Objectives: In this study we analyzed the clinical and demographic manifestations among patients diagnosed with immune/autoimmune-mediated diseases post-hepatitis B vaccination. We aimed to find common denominators for all patients, regardless of different diagnosed diseases, as well as the correlation to the criteria of Autoimmune (Auto-inflammatory) Syndrome induced by Adjuvants (ASIA).
Patients and methods: We have retrospectively analyzed the medical records of 114 patients, from different centers in the USA, diagnosed with immune-mediated diseases following immunization with hepatitis-B vaccine (HBVv). All patients in this cohort sought legal consultation. Of these, 93/114 patients diagnosed with disease before applying for legal consultation were included in the study. All medical records were evaluated for demographics, medical history, number of vaccine doses, peri-immunization adverse events and clinical manifestations of diseases. In addition, available blood tests, imaging results, treatments and outcomes were recorded. Signs and symptoms of the different immune-mediated diseases were grouped according to the organ or system involved. ASIA criteria were applied to all patients.

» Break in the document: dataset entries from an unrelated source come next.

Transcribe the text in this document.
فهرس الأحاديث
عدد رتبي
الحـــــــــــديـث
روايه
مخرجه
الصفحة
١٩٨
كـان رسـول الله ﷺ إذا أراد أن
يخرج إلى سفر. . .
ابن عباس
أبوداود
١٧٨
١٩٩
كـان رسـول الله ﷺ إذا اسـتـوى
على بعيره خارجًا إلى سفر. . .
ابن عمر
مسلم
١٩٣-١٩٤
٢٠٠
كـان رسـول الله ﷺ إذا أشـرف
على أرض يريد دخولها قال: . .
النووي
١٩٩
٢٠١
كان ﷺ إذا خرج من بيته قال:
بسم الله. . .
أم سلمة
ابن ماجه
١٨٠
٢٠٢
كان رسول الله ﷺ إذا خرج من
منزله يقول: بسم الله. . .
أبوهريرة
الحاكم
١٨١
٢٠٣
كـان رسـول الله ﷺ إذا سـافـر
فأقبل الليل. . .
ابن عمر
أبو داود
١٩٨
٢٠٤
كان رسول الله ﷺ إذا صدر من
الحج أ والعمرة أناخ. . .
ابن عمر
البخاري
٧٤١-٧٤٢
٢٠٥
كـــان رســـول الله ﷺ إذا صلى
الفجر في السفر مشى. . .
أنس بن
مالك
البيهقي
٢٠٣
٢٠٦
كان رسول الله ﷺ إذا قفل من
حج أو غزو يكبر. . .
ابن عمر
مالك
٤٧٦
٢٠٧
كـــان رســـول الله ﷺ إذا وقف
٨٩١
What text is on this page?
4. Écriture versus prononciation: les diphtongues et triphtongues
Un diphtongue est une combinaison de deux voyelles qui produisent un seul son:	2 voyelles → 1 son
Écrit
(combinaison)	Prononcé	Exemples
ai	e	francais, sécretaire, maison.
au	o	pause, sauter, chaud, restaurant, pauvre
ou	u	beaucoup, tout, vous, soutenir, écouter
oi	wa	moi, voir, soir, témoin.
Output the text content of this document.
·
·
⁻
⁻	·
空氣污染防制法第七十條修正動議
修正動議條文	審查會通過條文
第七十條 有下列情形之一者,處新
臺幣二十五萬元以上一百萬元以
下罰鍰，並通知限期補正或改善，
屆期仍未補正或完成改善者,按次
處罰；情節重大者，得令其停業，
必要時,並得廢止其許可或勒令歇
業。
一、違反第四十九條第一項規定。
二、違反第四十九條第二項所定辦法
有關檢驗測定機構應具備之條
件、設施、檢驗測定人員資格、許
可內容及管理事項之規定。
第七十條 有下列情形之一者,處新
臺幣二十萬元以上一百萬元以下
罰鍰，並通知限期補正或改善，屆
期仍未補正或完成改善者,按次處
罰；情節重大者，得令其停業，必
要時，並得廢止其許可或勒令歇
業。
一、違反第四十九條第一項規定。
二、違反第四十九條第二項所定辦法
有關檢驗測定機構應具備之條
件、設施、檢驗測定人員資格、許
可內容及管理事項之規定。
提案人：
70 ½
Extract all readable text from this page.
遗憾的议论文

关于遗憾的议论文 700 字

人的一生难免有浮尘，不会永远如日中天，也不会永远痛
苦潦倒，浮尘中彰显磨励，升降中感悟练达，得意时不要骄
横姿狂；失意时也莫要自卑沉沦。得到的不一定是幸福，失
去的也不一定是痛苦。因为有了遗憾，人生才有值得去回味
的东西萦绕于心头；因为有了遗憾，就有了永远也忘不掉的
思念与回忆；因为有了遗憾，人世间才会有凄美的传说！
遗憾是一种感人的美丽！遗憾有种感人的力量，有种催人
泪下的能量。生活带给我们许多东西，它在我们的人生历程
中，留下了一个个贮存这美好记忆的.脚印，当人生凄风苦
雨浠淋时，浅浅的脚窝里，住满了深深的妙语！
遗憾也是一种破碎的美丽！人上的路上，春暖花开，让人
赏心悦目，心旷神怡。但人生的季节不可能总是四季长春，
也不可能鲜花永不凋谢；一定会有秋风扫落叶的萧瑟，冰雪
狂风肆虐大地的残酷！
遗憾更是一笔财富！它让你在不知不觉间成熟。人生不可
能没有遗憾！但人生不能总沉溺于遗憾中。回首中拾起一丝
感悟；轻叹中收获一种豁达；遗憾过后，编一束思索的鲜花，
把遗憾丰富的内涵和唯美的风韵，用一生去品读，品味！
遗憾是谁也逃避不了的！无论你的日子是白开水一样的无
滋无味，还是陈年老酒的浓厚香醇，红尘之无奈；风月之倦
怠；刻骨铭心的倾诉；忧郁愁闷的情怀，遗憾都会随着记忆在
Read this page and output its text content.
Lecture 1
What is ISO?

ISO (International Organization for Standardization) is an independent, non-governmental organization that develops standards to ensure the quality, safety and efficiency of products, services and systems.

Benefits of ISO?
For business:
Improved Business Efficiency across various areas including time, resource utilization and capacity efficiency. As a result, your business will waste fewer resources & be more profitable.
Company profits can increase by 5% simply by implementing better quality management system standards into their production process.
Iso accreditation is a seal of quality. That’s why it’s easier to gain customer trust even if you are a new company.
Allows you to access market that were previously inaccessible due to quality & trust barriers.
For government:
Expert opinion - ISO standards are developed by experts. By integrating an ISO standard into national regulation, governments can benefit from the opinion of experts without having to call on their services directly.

Results: The mean age of 93 patients was 26.5 ± 15 years; 69.2% were female and 21% were considered autoimmune susceptible. The mean latency period from the last dose of HBVv and onset of symptoms was 43.2 days. Of note, 47% of patients continued with the immunization program despite experiencing adverse events. Manifestations that were commonly reported included neuro-psychiatric (70%), fatigue (42%) mucocutaneous (30%), musculoskeletal (59%) and gastrointestinal (50%) complaints. Elevated titers of autoantibodies were documented in 80% of sera tested. In this cohort 80/93 patients (86%), comprising 57/59 (96%) adults and 23/34 (68%) children, fulfilled the required criteria for ASIA.
Conclusions: Common clinical characteristics were observed among 93 patients diagnosed with immune-mediated conditions post-HBVv, suggesting a common denominator in these diseases. In addition, risk factors such as history of autoimmune diseases and the appearance of adverse event(s) during immunization may serve to predict the risk of post-immunization diseases. The ASIA criteria were found to be very useful among adults with post-vaccination events. The application of the ASIA criteria to pediatric populations requires further study.